1st Edition

Palestinian-Israeli Contact and Linguistic Practices

By Nancy Hawker Copyright 2013
    224 Pages
    by Routledge

    248 Pages
    by Routledge

    Offering insight into linguistic practices resulting from different kinds of Palestinian-Israeli contact, this book examines a specific conceptualisation of the link between the political and economic contexts and human practices, or between structure and agency, termed "articulation".

    The contexts of the military occupation, a shared consumer market, controlled cheap labour migration, and the provision of social services, supply the setting for power relations between Israelis and Palestinians which give rise to a variety of linguistic practices. Among these practices is the borrowing of Hebrew words and phrases for use in Palestinians’ Arabic speech. Hebrew borrowings can demarcate in-groups, signal aspirations to a modern lifestyle, and give a political edge to humour. Nancy Hawker’s explanation for these practices moves away from the notions of conflict and national identity and gives prominence to Palestinian and Israeli ideologies that inform the conceptual experience of Palestinians.

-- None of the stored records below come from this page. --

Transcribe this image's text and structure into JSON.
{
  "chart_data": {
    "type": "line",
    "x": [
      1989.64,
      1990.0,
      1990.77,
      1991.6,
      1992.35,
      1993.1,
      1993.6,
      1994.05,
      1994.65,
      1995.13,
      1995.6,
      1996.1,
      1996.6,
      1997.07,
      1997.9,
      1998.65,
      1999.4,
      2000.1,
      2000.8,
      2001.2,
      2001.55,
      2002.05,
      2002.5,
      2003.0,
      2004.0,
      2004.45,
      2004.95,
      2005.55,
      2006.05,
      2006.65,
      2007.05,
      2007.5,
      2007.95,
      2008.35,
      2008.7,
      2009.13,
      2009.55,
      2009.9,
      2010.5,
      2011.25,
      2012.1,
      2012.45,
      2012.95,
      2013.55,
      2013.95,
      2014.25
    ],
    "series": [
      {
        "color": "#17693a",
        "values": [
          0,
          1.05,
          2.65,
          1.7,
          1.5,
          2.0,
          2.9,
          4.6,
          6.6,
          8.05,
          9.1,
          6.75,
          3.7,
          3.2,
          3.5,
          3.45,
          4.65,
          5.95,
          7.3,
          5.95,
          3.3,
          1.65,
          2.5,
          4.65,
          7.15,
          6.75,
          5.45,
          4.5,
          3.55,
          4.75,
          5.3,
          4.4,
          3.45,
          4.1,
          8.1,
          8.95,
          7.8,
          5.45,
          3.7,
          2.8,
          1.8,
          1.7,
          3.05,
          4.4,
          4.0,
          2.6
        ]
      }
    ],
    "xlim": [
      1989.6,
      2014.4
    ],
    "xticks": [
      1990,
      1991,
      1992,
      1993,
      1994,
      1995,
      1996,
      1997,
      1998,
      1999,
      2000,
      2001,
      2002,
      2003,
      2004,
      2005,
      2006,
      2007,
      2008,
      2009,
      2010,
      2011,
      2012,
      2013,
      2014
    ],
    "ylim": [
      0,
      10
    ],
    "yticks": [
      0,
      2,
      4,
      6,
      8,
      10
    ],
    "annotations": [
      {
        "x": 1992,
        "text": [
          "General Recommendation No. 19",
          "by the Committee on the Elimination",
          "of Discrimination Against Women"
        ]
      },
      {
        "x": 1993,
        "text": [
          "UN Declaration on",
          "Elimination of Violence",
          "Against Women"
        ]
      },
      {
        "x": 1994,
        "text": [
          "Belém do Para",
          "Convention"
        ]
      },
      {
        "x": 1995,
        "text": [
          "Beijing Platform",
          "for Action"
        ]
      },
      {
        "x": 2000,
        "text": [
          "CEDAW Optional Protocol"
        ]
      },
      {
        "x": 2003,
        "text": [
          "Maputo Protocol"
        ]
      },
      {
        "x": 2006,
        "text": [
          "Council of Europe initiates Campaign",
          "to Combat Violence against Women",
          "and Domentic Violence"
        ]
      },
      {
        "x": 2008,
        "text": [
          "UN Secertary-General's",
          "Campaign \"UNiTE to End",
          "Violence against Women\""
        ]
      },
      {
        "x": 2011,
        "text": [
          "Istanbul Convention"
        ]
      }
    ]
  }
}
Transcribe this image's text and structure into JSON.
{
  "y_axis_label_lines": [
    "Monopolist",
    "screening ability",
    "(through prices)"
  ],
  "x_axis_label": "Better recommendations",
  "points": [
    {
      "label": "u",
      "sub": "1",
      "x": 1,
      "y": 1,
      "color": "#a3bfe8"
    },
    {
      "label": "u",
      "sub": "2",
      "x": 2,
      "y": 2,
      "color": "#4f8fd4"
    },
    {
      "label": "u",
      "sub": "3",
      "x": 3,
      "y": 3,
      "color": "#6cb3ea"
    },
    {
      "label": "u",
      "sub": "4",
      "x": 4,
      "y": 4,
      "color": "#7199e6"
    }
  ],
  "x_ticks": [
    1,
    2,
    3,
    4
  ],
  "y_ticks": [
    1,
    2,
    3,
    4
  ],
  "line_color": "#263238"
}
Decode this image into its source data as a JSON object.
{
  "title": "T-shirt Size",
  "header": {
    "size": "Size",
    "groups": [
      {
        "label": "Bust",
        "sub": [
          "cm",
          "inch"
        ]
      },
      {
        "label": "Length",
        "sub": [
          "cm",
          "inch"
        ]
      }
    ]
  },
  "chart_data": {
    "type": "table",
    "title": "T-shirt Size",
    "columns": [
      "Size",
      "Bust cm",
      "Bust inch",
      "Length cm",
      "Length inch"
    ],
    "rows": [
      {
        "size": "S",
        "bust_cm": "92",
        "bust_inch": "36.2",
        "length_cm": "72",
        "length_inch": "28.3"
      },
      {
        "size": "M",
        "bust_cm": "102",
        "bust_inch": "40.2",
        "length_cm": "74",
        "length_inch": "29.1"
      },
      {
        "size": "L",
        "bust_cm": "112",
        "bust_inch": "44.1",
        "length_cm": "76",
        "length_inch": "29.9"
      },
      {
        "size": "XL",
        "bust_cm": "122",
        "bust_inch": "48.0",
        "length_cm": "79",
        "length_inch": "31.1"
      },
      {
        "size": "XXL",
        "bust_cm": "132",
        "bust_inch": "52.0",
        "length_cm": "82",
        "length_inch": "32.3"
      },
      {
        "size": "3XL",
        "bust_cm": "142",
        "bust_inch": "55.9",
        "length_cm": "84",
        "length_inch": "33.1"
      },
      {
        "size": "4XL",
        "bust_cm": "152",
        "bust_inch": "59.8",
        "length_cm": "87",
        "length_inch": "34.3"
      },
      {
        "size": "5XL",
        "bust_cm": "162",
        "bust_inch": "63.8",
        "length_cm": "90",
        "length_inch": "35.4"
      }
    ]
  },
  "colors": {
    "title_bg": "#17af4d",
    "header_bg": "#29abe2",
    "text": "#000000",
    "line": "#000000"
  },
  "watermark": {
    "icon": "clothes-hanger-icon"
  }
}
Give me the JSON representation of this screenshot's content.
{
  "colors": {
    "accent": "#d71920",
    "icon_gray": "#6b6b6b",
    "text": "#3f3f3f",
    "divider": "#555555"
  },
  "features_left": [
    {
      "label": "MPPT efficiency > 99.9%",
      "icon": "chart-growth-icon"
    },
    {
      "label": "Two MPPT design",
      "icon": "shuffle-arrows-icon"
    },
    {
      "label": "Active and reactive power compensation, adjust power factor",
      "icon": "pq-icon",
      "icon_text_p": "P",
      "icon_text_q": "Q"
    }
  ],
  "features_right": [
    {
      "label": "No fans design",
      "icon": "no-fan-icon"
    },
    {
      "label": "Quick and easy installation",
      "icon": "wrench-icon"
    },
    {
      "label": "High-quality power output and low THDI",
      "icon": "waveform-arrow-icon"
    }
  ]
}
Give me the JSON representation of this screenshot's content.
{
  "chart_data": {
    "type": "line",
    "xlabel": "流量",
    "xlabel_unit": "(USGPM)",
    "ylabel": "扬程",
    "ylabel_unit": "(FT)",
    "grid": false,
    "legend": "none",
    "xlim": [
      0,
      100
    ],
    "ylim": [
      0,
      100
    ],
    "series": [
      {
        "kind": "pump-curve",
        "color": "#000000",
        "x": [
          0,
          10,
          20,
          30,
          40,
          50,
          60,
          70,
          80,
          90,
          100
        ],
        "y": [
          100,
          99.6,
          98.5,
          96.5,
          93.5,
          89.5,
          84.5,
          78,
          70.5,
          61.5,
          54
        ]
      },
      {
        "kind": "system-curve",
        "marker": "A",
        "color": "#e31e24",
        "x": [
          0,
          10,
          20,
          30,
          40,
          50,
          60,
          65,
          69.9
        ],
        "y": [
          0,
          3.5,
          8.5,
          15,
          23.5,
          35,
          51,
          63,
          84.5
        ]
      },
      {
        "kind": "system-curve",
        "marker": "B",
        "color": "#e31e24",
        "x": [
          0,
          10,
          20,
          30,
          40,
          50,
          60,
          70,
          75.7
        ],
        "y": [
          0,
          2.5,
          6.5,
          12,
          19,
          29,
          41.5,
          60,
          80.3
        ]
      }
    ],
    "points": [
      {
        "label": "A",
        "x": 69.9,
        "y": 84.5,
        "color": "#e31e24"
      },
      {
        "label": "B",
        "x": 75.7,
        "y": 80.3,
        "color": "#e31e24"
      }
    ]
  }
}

    Addressing an understudied linguistic situation, Palestinian-Israeli Contact and Linguistic Practices brings us documentation and analysis of recent casework, firmly anchored in empirical results from fieldwork in three refugee camps in the Occupied Palestinian Territories. Combining sociolinguistics with politics, economics, sociology and philosophy this book will be of great interest to students and scholars of Middle East Studies, Linguistics and Political Theory.

    Introduction 1 Social Context 2 Interpersonal Context 3 Patterns of Lexical Borrowing: By Type of Contact 4 Patterns of Lexical Borrowing and Codeswitching: by function 5 Describing and Modelling language Change 6 Conclusion

    Biography

    Nancy Hawker, MA (SOAS), DPhil (Oxon), has been travelling to the Middle East since 1998 and lived there for several years. Besides sociolinguistics, she has studied social and political theory, and Arab and Israeli histories and literatures. She knows Arabic, Czech, English, French and Hebrew.